Video editing method, device and equipment based on 3D reconstruction technology
Technical Field
The present invention relates to the field of video processing technologies, and in particular, to a video editing method, apparatus and device based on a 3D reconstruction technology.
Background
With the development of 5G and short video applications, users gradually started moving from editing pictures to editing videos. The video editing software at the present stage is more in the editing of the whole video timeline, such as deleting useless segments, adding music and the like.

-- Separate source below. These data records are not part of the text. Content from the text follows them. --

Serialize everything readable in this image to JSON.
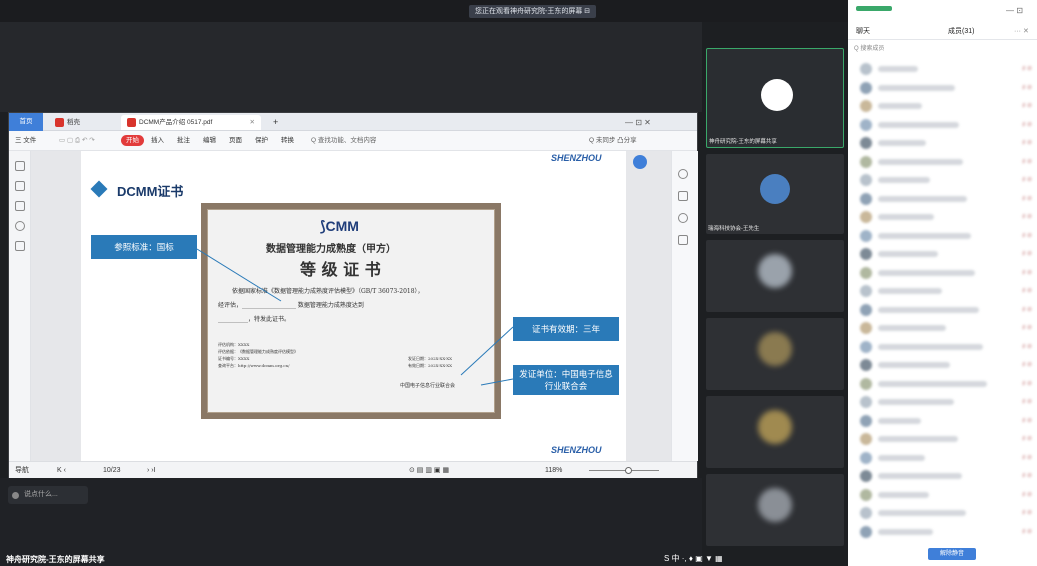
{
  "share_banner": "您正在观看神舟研究院-王东的屏幕",
  "share_banner_tail": "⊟",
  "window_controls": {
    "minimize": "—",
    "restore": "⊡"
  },
  "wps": {
    "tabs": {
      "home": "首页",
      "wps": "稻壳",
      "doc": "DCMM产品介绍 0517.pdf"
    },
    "menu": [
      "三 文件",
      "开始",
      "插入",
      "批注",
      "编辑",
      "页面",
      "保护",
      "转换",
      "Q 查找功能、文档内容"
    ],
    "menu_right": "Q 未同步  凸分享",
    "status": {
      "nav": "导航",
      "page": "10/23",
      "zoom": "118%"
    }
  },
  "doc": {
    "heading": "DCMM证书",
    "brand": "SHENZHOU",
    "cert_logo": "CMM",
    "cert_title1": "数据管理能力成熟度（甲方）",
    "cert_title2": "等 级 证 书",
    "cert_body1": "依据国家标准《数据管理能力成熟度评估模型》（GB/T 36073-2018），",
    "cert_body2": "经评估，__________________ 数据管理能力成熟度达到",
    "cert_body3": "__________，特发此证书。",
    "cert_small": [
      "评估机构：XXXX",
      "评估依据：《数据管理能力成熟度评估模型》",
      "证书编号：XXXX",
      "查询平台：http://www.dcmm.org.cn/"
    ],
    "cert_dates": [
      "发证日期：202X-XX-XX",
      "有效日期：202X-XX-XX"
    ],
    "cert_issuer": "中国电子信息行业联合会",
    "callout_standard": "参照标准：国标",
    "callout_validity": "证书有效期：三年",
    "callout_issuer": "发证单位：中国电子信息行业联合会"
  },
  "bottom_input": "说点什么...",
  "videos": [
    {
      "label": "神舟研究院-王东的屏幕共享"
    },
    {
      "label": "瑞海科技协会-王先生"
    }
  ],
  "chat": {
    "tab_chat": "聊天",
    "tab_members": "成员(31)",
    "search_placeholder": "Q 搜索成员",
    "bottom_button": "解除静音"
  },
  "bottom_caption": "神舟研究院-王东的屏幕共享",
  "taskbar": "S 中 ·, ♦ ▣ ▼ ▦"
}
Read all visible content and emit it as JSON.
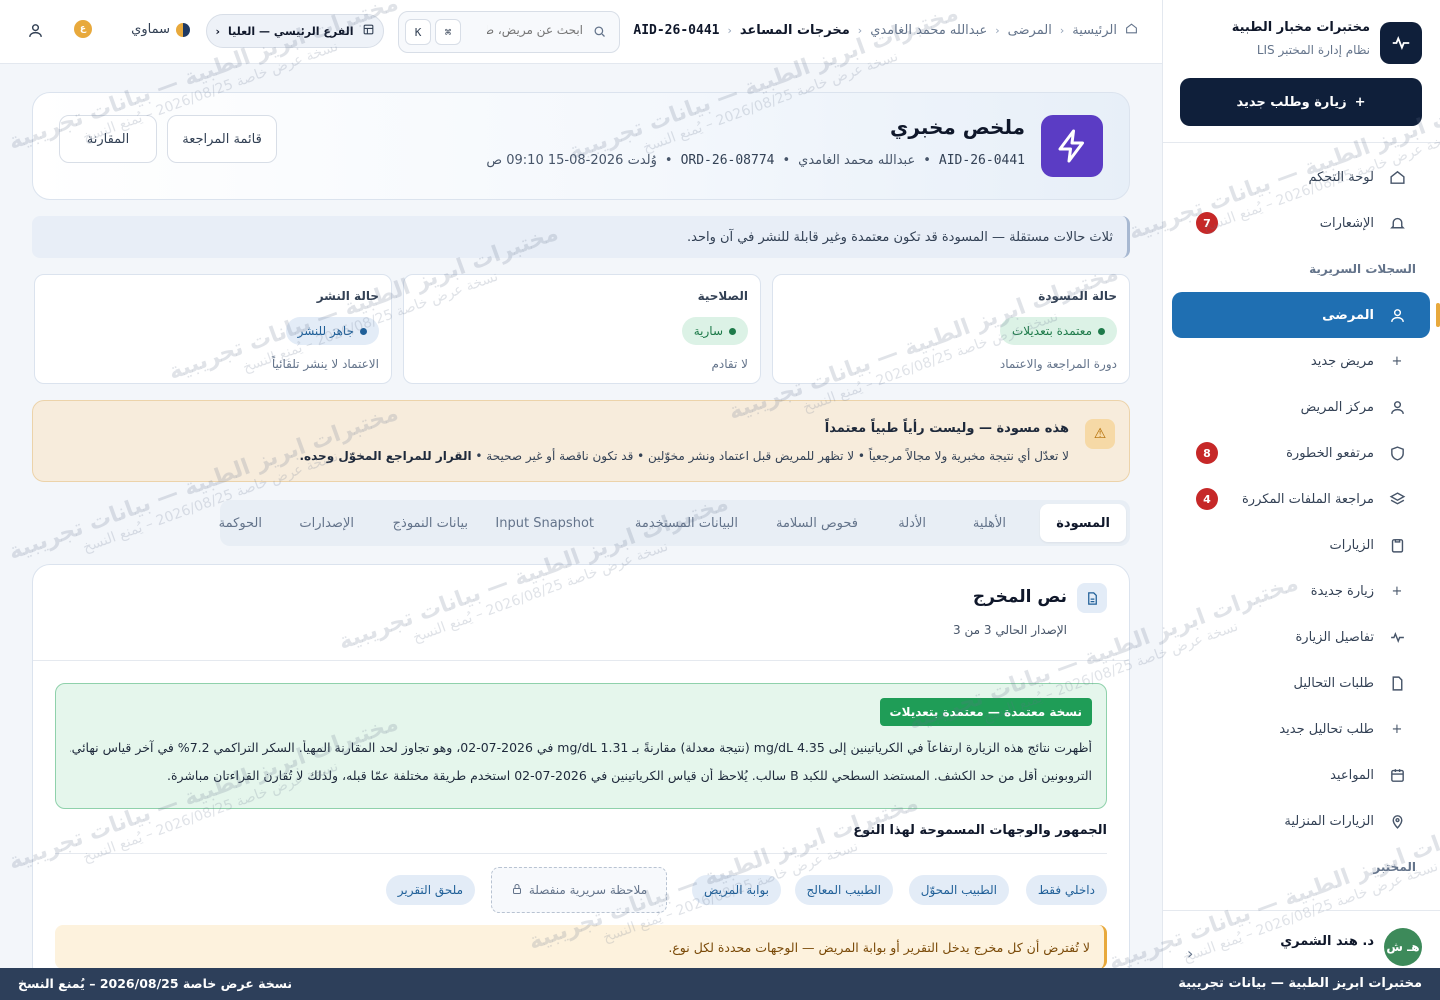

If a user wants to edit a certain object in the video, such as changing the color of furniture or modifying the patterns of people and clothes in the video, the user needs to modify the object frame by frame, 7200 frames of images need to be edited in a period of 5 minutes, and the workload is extremely high; there is no way to edit an object and then synchronize the object with a subsequent video frame, thereby resulting in poor experience effect of the user in editing the video.
Disclosure of Invention
In view of this, the present invention provides a video editing method, apparatus and device based on a 3D reconstruction technology, which can automatically apply to the same object on the whole video frame after editing the object in a single frame in a video, thereby improving the efficiency of editing the video by a user and improving the experience effect.
In order to achieve the above object, the present invention provides a video editing method based on a 3D reconstruction technique, the method comprising:
acquiring a video to be edited;
detecting an identifiable object in each frame of the video to be edited;
reconstructing a first 3D model corresponding to each of the objects using a neural network;
selecting a current frame of the object in the video to be edited, editing the selected object, modifying the first 3D model by the edited content, and generating a second 3D model;
and performing real-time attitude estimation on each frame image of the object based on the second 3D model, driving the second 3D model to generate a replacement image according to the attitude estimation, and rendering the replacement image to all frames of the same object of the video to be edited.
Preferably, the detecting an identifiable object in each frame of the video to be edited includes:
and detecting identifiable objects in each frame of the video to be edited by utilizing a general object detection technology.
Preferably, the reconstructing, by using a neural network, the first 3D model corresponding to each of the objects includes:
reconstructing, by an auto-encoder, the first 3D model corresponding to each of the objects from the voxel composition of the object.
Preferably, performing real-time pose estimation on each frame of image of the video to be edited based on the second 3D model, driving the second 3D model to generate a replacement image according to the pose estimation, rendering the replacement image to all frames of the same object of the video to be edited, performing real-time pose estimation on the object based on the 3D model, and driving the 3D model to render the edited content to all frames of the same object of the video to be edited includes:
cutting out the object according to the coordinates of each frame of image where the object is located, and inputting the object into the second 3D model;
outputting the coordinates of each frame of image where the object is located and the three-dimensional posture parameters of the object;
and driving the second 3D model to rotate and translate to the position where the object appears in each corresponding frame image according to the coordinates and the three-dimensional posture parameters, projecting the edited content to all frames of the same object, replacing pixel points in all frames, and realizing rendering.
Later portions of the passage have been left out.